Côte d’Ivoire: l’eldorado minier à Tongon s’inquiète pour son avenir

« Bienvenue au pays de l’or.  » A Tongon, les maisons neuves en dur côtoient des cases rustiques. La mine a permis le développement de ce village du nord de la Côte d’Ivoire, où la population appréhende l’épuisement du gisement, dans quelques années.

Côte d’Ivoire: l’eldorado minier à Tongon s’inquiète pour son avenir © AFP

Côte d’Ivoire: l’eldorado minier à Tongon s’inquiète pour son avenir © AFP

Publié le 4 mars 2015 Lecture : 3 minutes.

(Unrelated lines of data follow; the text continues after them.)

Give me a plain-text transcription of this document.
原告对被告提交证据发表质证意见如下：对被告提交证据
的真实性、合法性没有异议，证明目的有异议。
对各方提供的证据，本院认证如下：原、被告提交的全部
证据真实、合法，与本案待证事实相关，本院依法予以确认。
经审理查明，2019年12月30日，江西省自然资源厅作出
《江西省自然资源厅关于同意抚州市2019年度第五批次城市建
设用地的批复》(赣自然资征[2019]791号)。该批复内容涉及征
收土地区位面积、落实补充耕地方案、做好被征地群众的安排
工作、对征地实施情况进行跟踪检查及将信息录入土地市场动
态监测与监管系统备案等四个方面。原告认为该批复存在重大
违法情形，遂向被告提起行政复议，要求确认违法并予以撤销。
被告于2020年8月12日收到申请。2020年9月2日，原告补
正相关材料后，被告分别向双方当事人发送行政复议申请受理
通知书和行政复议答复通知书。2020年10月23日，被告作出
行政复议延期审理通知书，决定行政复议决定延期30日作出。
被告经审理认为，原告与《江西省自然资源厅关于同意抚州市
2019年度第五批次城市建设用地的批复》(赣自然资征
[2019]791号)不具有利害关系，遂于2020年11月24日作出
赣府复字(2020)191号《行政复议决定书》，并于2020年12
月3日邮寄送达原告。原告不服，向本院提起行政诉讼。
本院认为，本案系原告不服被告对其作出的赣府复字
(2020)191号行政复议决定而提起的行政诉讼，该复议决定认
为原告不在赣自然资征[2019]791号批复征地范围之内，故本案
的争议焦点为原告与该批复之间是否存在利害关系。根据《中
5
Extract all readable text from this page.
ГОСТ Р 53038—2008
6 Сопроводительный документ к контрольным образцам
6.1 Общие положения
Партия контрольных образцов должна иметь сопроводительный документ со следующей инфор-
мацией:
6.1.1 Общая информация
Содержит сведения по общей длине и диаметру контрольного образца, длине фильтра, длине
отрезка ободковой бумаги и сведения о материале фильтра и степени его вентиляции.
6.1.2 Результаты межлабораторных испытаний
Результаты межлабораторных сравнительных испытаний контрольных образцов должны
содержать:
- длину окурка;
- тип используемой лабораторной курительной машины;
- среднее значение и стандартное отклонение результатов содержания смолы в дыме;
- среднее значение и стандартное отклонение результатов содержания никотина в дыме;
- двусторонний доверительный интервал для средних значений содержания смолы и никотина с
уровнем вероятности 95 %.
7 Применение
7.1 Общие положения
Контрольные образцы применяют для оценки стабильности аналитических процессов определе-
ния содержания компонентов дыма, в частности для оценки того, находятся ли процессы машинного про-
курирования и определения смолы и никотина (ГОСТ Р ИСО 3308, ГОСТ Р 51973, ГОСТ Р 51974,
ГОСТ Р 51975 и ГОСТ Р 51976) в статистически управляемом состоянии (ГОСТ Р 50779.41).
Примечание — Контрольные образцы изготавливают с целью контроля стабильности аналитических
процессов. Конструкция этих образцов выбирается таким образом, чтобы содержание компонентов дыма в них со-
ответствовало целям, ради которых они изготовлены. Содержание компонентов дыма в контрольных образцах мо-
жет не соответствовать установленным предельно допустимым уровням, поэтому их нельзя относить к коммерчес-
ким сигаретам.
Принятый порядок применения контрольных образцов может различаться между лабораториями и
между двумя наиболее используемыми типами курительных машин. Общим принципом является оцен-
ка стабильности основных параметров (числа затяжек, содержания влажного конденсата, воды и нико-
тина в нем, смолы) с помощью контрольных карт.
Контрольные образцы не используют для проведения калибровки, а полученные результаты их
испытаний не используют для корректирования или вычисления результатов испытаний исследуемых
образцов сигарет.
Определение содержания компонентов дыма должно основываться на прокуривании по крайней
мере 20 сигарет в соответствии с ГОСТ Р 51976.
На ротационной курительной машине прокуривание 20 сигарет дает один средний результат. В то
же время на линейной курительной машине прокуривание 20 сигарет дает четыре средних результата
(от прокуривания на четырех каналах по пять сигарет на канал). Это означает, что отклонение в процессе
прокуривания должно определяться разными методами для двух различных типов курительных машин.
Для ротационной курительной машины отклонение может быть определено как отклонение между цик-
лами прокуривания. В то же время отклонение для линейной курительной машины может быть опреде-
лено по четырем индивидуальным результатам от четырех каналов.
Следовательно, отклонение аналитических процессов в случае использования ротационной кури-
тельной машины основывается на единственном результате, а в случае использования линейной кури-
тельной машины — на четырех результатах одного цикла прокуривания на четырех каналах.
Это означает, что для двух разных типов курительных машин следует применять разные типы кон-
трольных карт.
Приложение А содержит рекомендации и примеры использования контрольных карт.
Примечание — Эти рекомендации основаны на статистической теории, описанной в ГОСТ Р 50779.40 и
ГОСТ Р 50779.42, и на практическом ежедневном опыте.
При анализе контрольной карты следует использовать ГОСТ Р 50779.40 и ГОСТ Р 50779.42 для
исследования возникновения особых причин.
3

Le panneau planté à l’entrée de Tongon, au bout d’une longue piste ocre, incarne le bond en avant qu’a vécu la bourgade. Ecoles, maternité, eau potable, électricité: le Tongon de 2015 n’a plus rien à voir avec celui de 2010, avant la mine.

L’inscription « don de Randgold » est bien en évidence sur certaines façades. L’entreprise minière, basée sur l’île anglo-normande de Jersey, dit avoir dépensé près de 5 millions de dollars (4,4 millions d’euros) pour les populations locales.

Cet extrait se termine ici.